1. Stevie and Joseline are on that Scorpio shit. Shady, shady, shady…why make up a fake ass courthouse lie. WTF!?! Just take your ass to the courthouse! Wooo they must’ve really upset that Dawn chick. Is is me or does she have THE WORST tittie tattoo of ALL time. WTF is that!?!!! A woman scorned I see…WTF was that on Joseline’s head!?!!!!
2. Kirk’s new babysitter reminds me of a Furbie. WTF is going on with her hair!!!?! I understand you’re trying to be natural, but you don’t have to look like you have a fox fur stole wrapped around your head! C’mon son! Press that shit out!!!! So you mean to tell me that thirsty bitch has never seen Love and Hip Hop and didn’t know who Kurt was?! GTFOH! Bitch you knew he was married! AND that bitch doesn’t even know how to hold a baby! Are you serious!! How do you hire a babysitter without consulting your wife first!

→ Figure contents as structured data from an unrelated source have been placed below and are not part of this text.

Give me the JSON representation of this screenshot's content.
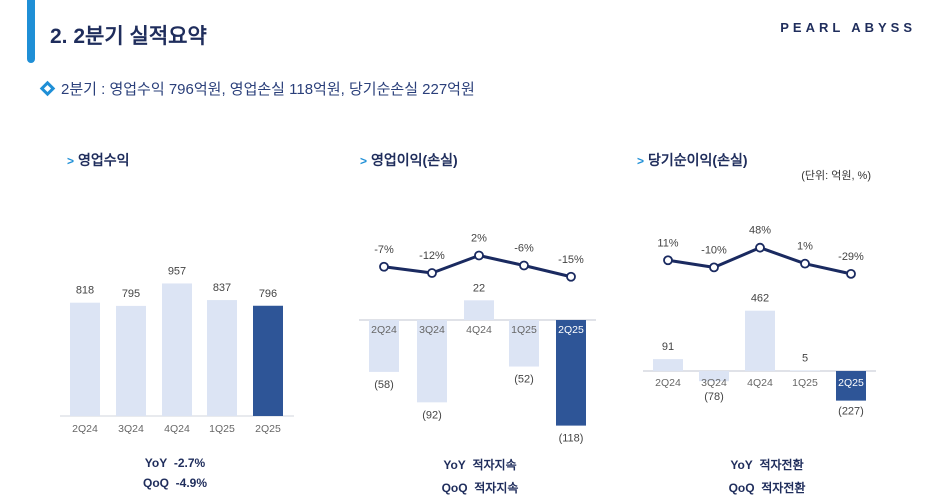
{
  "header": {
    "title": "2. 2분기 실적요약",
    "logo": "PEARL ABYSS"
  },
  "summary": {
    "text": "2분기 : 영업수익 796억원, 영업손실 118억원, 당기순손실 227억원"
  },
  "unit_label": "(단위: 억원, %)",
  "colors": {
    "highlight": "#2e5597",
    "normal": "#dce4f4",
    "line": "#1a2a60",
    "accent": "#1f8fd6"
  },
  "chart_data": [
    {
      "type": "bar",
      "title": "영업수익",
      "categories": [
        "2Q24",
        "3Q24",
        "4Q24",
        "1Q25",
        "2Q25"
      ],
      "values": [
        818,
        795,
        957,
        837,
        796
      ],
      "value_labels": [
        "818",
        "795",
        "957",
        "837",
        "796"
      ],
      "footer": [
        {
          "label": "YoY",
          "value": "-2.7%"
        },
        {
          "label": "QoQ",
          "value": "-4.9%"
        }
      ]
    },
    {
      "type": "bar",
      "title": "영업이익(손실)",
      "categories": [
        "2Q24",
        "3Q24",
        "4Q24",
        "1Q25",
        "2Q25"
      ],
      "values": [
        -58,
        -92,
        22,
        -52,
        -118
      ],
      "value_labels": [
        "(58)",
        "(92)",
        "22",
        "(52)",
        "(118)"
      ],
      "margin_series": {
        "values": [
          -7,
          -12,
          2,
          -6,
          -15
        ],
        "labels": [
          "-7%",
          "-12%",
          "2%",
          "-6%",
          "-15%"
        ]
      },
      "footer": [
        {
          "label": "YoY",
          "value": "적자지속"
        },
        {
          "label": "QoQ",
          "value": "적자지속"
        }
      ]
    },
    {
      "type": "bar",
      "title": "당기순이익(손실)",
      "categories": [
        "2Q24",
        "3Q24",
        "4Q24",
        "1Q25",
        "2Q25"
      ],
      "values": [
        91,
        -78,
        462,
        5,
        -227
      ],
      "value_labels": [
        "91",
        "(78)",
        "462",
        "5",
        "(227)"
      ],
      "margin_series": {
        "values": [
          11,
          -10,
          48,
          1,
          -29
        ],
        "labels": [
          "11%",
          "-10%",
          "48%",
          "1%",
          "-29%"
        ]
      },
      "footer": [
        {
          "label": "YoY",
          "value": "적자전환"
        },
        {
          "label": "QoQ",
          "value": "적자전환"
        }
      ]
    }
  ]
}
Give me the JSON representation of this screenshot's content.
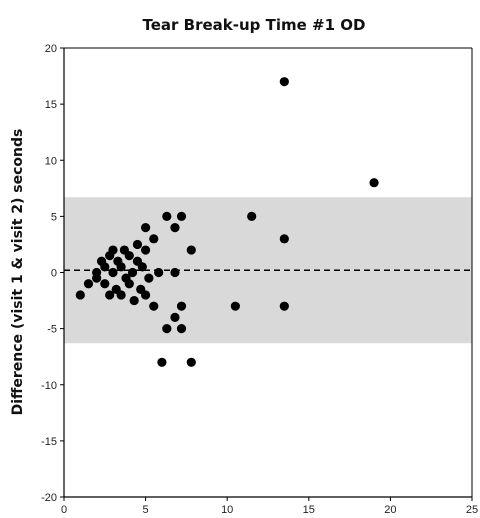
{
  "chart_data": {
    "type": "scatter",
    "title": "Tear Break-up Time #1 OD",
    "xlabel": "",
    "ylabel": "Difference (visit 1 & visit 2) seconds",
    "xlim": [
      0,
      25
    ],
    "ylim": [
      -20,
      20
    ],
    "xticks": [
      0,
      5,
      10,
      15,
      20,
      25
    ],
    "yticks": [
      -20,
      -15,
      -10,
      -5,
      0,
      5,
      10,
      15,
      20
    ],
    "grid": false,
    "limits_band": {
      "lower": -6.3,
      "upper": 6.7,
      "color": "#d9d9d9"
    },
    "mean_line": {
      "y": 0.2,
      "style": "dashed"
    },
    "marker_color": "#000000",
    "points": [
      {
        "x": 1.0,
        "y": -2.0
      },
      {
        "x": 1.5,
        "y": -1.0
      },
      {
        "x": 2.0,
        "y": 0.0
      },
      {
        "x": 2.0,
        "y": -0.5
      },
      {
        "x": 2.3,
        "y": 1.0
      },
      {
        "x": 2.5,
        "y": 0.5
      },
      {
        "x": 2.5,
        "y": -1.0
      },
      {
        "x": 2.8,
        "y": 1.5
      },
      {
        "x": 2.8,
        "y": -2.0
      },
      {
        "x": 3.0,
        "y": 0.0
      },
      {
        "x": 3.0,
        "y": 2.0
      },
      {
        "x": 3.2,
        "y": -1.5
      },
      {
        "x": 3.3,
        "y": 1.0
      },
      {
        "x": 3.5,
        "y": 0.5
      },
      {
        "x": 3.5,
        "y": -2.0
      },
      {
        "x": 3.7,
        "y": 2.0
      },
      {
        "x": 3.8,
        "y": -0.5
      },
      {
        "x": 4.0,
        "y": 1.5
      },
      {
        "x": 4.0,
        "y": -1.0
      },
      {
        "x": 4.2,
        "y": 0.0
      },
      {
        "x": 4.3,
        "y": -2.5
      },
      {
        "x": 4.5,
        "y": 2.5
      },
      {
        "x": 4.5,
        "y": 1.0
      },
      {
        "x": 4.7,
        "y": -1.5
      },
      {
        "x": 4.8,
        "y": 0.5
      },
      {
        "x": 5.0,
        "y": 4.0
      },
      {
        "x": 5.0,
        "y": 2.0
      },
      {
        "x": 5.0,
        "y": -2.0
      },
      {
        "x": 5.2,
        "y": -0.5
      },
      {
        "x": 5.5,
        "y": 3.0
      },
      {
        "x": 5.5,
        "y": -3.0
      },
      {
        "x": 5.8,
        "y": 0.0
      },
      {
        "x": 6.0,
        "y": -8.0
      },
      {
        "x": 6.3,
        "y": 5.0
      },
      {
        "x": 6.3,
        "y": -5.0
      },
      {
        "x": 6.8,
        "y": 4.0
      },
      {
        "x": 6.8,
        "y": 0.0
      },
      {
        "x": 6.8,
        "y": -4.0
      },
      {
        "x": 7.2,
        "y": 5.0
      },
      {
        "x": 7.2,
        "y": -3.0
      },
      {
        "x": 7.2,
        "y": -5.0
      },
      {
        "x": 7.8,
        "y": 2.0
      },
      {
        "x": 7.8,
        "y": -8.0
      },
      {
        "x": 10.5,
        "y": -3.0
      },
      {
        "x": 11.5,
        "y": 5.0
      },
      {
        "x": 13.5,
        "y": 17.0
      },
      {
        "x": 13.5,
        "y": 3.0
      },
      {
        "x": 13.5,
        "y": -3.0
      },
      {
        "x": 19.0,
        "y": 8.0
      }
    ]
  }
}
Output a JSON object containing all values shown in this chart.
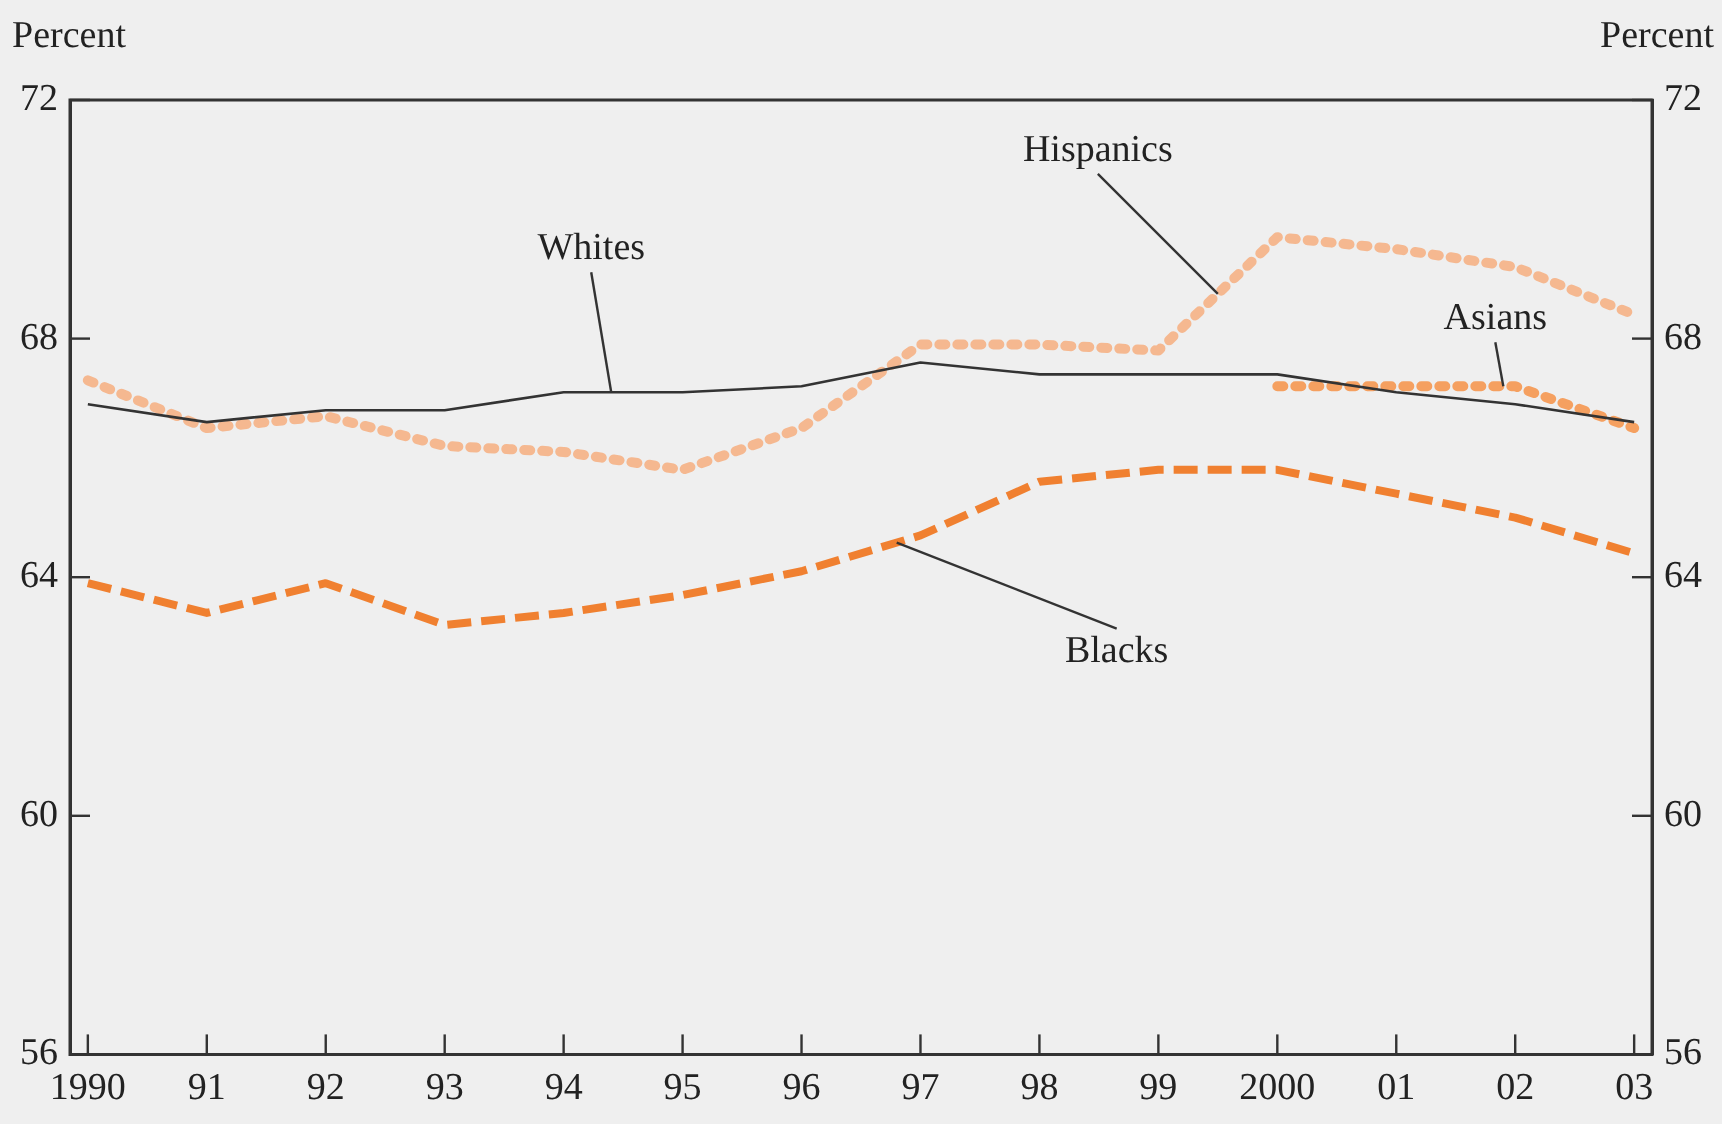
{
  "chart_data": {
    "type": "line",
    "ylabel": "Percent",
    "y2label": "Percent",
    "x": [
      1990,
      1991,
      1992,
      1993,
      1994,
      1995,
      1996,
      1997,
      1998,
      1999,
      2000,
      2001,
      2002,
      2003
    ],
    "xlim": [
      1989.85,
      2003.15
    ],
    "xticks": [
      {
        "value": 1990,
        "label": "1990"
      },
      {
        "value": 1991,
        "label": "91"
      },
      {
        "value": 1992,
        "label": "92"
      },
      {
        "value": 1993,
        "label": "93"
      },
      {
        "value": 1994,
        "label": "94"
      },
      {
        "value": 1995,
        "label": "95"
      },
      {
        "value": 1996,
        "label": "96"
      },
      {
        "value": 1997,
        "label": "97"
      },
      {
        "value": 1998,
        "label": "98"
      },
      {
        "value": 1999,
        "label": "99"
      },
      {
        "value": 2000,
        "label": "2000"
      },
      {
        "value": 2001,
        "label": "01"
      },
      {
        "value": 2002,
        "label": "02"
      },
      {
        "value": 2003,
        "label": "03"
      }
    ],
    "ylim": [
      56,
      72
    ],
    "yticks": [
      56,
      60,
      64,
      68,
      72
    ],
    "y2lim": [
      56,
      72
    ],
    "y2ticks": [
      56,
      60,
      64,
      68,
      72
    ],
    "grid": false,
    "legend": false,
    "marker": "none",
    "series": [
      {
        "name": "Whites",
        "color": "#333333",
        "line_style": "solid",
        "values": [
          66.9,
          66.6,
          66.8,
          66.8,
          67.1,
          67.1,
          67.2,
          67.6,
          67.4,
          67.4,
          67.4,
          67.1,
          66.9,
          66.6
        ]
      },
      {
        "name": "Blacks",
        "color": "#f08030",
        "line_style": "dashed",
        "values": [
          63.9,
          63.4,
          63.9,
          63.2,
          63.4,
          63.7,
          64.1,
          64.7,
          65.6,
          65.8,
          65.8,
          65.4,
          65.0,
          64.4
        ]
      },
      {
        "name": "Hispanics",
        "color": "#f5b890",
        "line_style": "dotted",
        "values": [
          67.3,
          66.5,
          66.7,
          66.2,
          66.1,
          65.8,
          66.5,
          67.9,
          67.9,
          67.8,
          69.7,
          69.5,
          69.2,
          68.4
        ]
      },
      {
        "name": "Asians",
        "color": "#f5a060",
        "line_style": "dotted",
        "values": [
          null,
          null,
          null,
          null,
          null,
          null,
          null,
          null,
          null,
          null,
          67.2,
          67.2,
          67.2,
          66.5
        ]
      }
    ]
  }
}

3. Ok Karlie!! So that’s how you maintain (cuz we know you don’t sell records or have a job) Ok. I see you, sucking fingers and shit. You’s an old hoe using your several decades of experience to keep your rent paid. I feel you. I can learn a thing or two from you cuz paying bills are a muthafucka!!! Sidenote – I’mma need you to do BETTER, whether it be a somersault on the dick or a quick three-some, cuz that Verizon Wireless hair booth in the mall was NOT the business…AND your dude is screwing that Muppet Baby bitch. While he wasn’t buying HER the house that he was buying you, he felt comfortable enough to bring her around on every possible occasion. Yung Joc AIN’T shit!

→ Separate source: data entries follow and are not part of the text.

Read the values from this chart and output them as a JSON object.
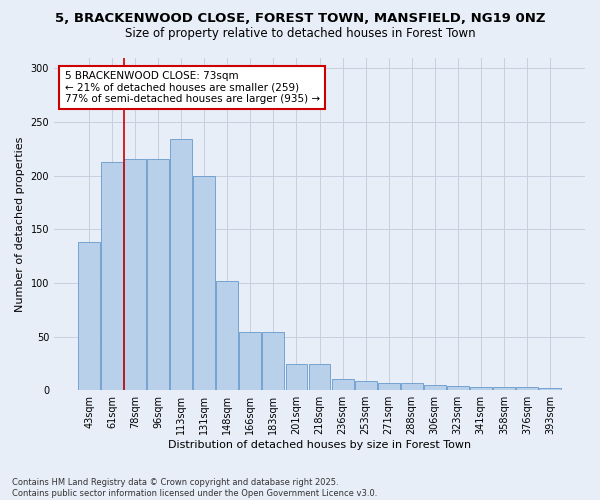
{
  "title": "5, BRACKENWOOD CLOSE, FOREST TOWN, MANSFIELD, NG19 0NZ",
  "subtitle": "Size of property relative to detached houses in Forest Town",
  "xlabel": "Distribution of detached houses by size in Forest Town",
  "ylabel": "Number of detached properties",
  "categories": [
    "43sqm",
    "61sqm",
    "78sqm",
    "96sqm",
    "113sqm",
    "131sqm",
    "148sqm",
    "166sqm",
    "183sqm",
    "201sqm",
    "218sqm",
    "236sqm",
    "253sqm",
    "271sqm",
    "288sqm",
    "306sqm",
    "323sqm",
    "341sqm",
    "358sqm",
    "376sqm",
    "393sqm"
  ],
  "values": [
    138,
    213,
    215,
    215,
    234,
    200,
    102,
    54,
    54,
    24,
    24,
    10,
    9,
    7,
    7,
    5,
    4,
    3,
    3,
    3,
    2
  ],
  "bar_color": "#b8d0ea",
  "bar_edge_color": "#6699cc",
  "annotation_text": "5 BRACKENWOOD CLOSE: 73sqm\n← 21% of detached houses are smaller (259)\n77% of semi-detached houses are larger (935) →",
  "annotation_box_color": "#ffffff",
  "annotation_box_edge": "#cc0000",
  "vline_x": 1.5,
  "vline_color": "#cc0000",
  "ylim": [
    0,
    310
  ],
  "yticks": [
    0,
    50,
    100,
    150,
    200,
    250,
    300
  ],
  "background_color": "#e8eef8",
  "grid_color": "#c8d0e0",
  "footnote": "Contains HM Land Registry data © Crown copyright and database right 2025.\nContains public sector information licensed under the Open Government Licence v3.0.",
  "title_fontsize": 9.5,
  "subtitle_fontsize": 8.5,
  "xlabel_fontsize": 8,
  "ylabel_fontsize": 8,
  "tick_fontsize": 7,
  "annot_fontsize": 7.5,
  "footnote_fontsize": 6
}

4. Bambi! Bitch you WERE NEVER PREGNANT. OMG!! Last week I said Karlie was the thirst bucket of life. I was wrong. THIS bitch is the thirst bucket of life!!! Did anyone notice that big ass bottle red of wine sitting on her NIGHT STAND. C’mon son! FUCK OUTTA HERE!!!!! Talkin’ bout “I tried to call you from the hospital” with what insurance. Obamacare wasn’t available when they were filming!! Bitch you don’t have a job so what insurance!?! Argh!!! I do not like this thirsty ass hoe! She makes black women look like garbage! And you know she probably has like five roommates in that house!!! Must everyone in Atlanta be a fraud with a pocket full of Monopoly money. Damn!!!